By Paul Canning
A gay pride march today in the city of Split in the EU-candidate former Yugoslav country of Croatia came under sustained and viscious attack.
This video most clearly shows the scale of opposition and the bravery of participants in the event:
As you can see in the video there are a number of heterosexual people supporting the event.
Another video from a phone, with missiles directed at participants at one point:
The participants appear well-armed with video cameras. By contrast, there does not appear to be video coming from the opposition forces.

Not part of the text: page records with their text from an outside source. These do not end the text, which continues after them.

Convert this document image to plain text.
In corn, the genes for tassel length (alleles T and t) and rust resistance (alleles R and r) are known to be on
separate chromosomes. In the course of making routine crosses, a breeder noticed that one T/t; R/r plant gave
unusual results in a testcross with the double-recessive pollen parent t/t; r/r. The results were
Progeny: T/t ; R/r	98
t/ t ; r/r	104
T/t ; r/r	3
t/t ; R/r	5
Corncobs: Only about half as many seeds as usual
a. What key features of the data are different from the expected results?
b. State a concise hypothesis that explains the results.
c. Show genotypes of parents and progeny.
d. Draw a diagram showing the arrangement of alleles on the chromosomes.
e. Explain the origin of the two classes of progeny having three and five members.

A Croatian TV report showing smoke bombs thrown at the event and bloodied participants:
An Associated Press report said that dozens of those attacking the event have been arrested. Gay pride events in Coatia's capital, Zagreb, have not been attacked.
In order to join the European Union, Catholic Croatia has had to demonstrate its protection of free speech, including LGBT events. They appear to have shown it here with a large number of police trying to protect participants. Croatian President Ivo Josipovic had said:
"I ask Split residents, whether they agree or not with what Domine [LGBT] or other similar associations say, to respect their right to be different and that no one even thinks about being violent, because that would show Croatia in a very bad light."Attempts to hold LGBT events in Sarajevo, Bosnia-Herzogovina have been violently disrupted. Last year, gay pride in Belgrade, Serbia, was subject to a mass protest which descended into a riot. In Kosovo, gay people have held no events and report being beaten. Last year Macedonia failed to adopt an anti-discrimination law which covered sexual orientation.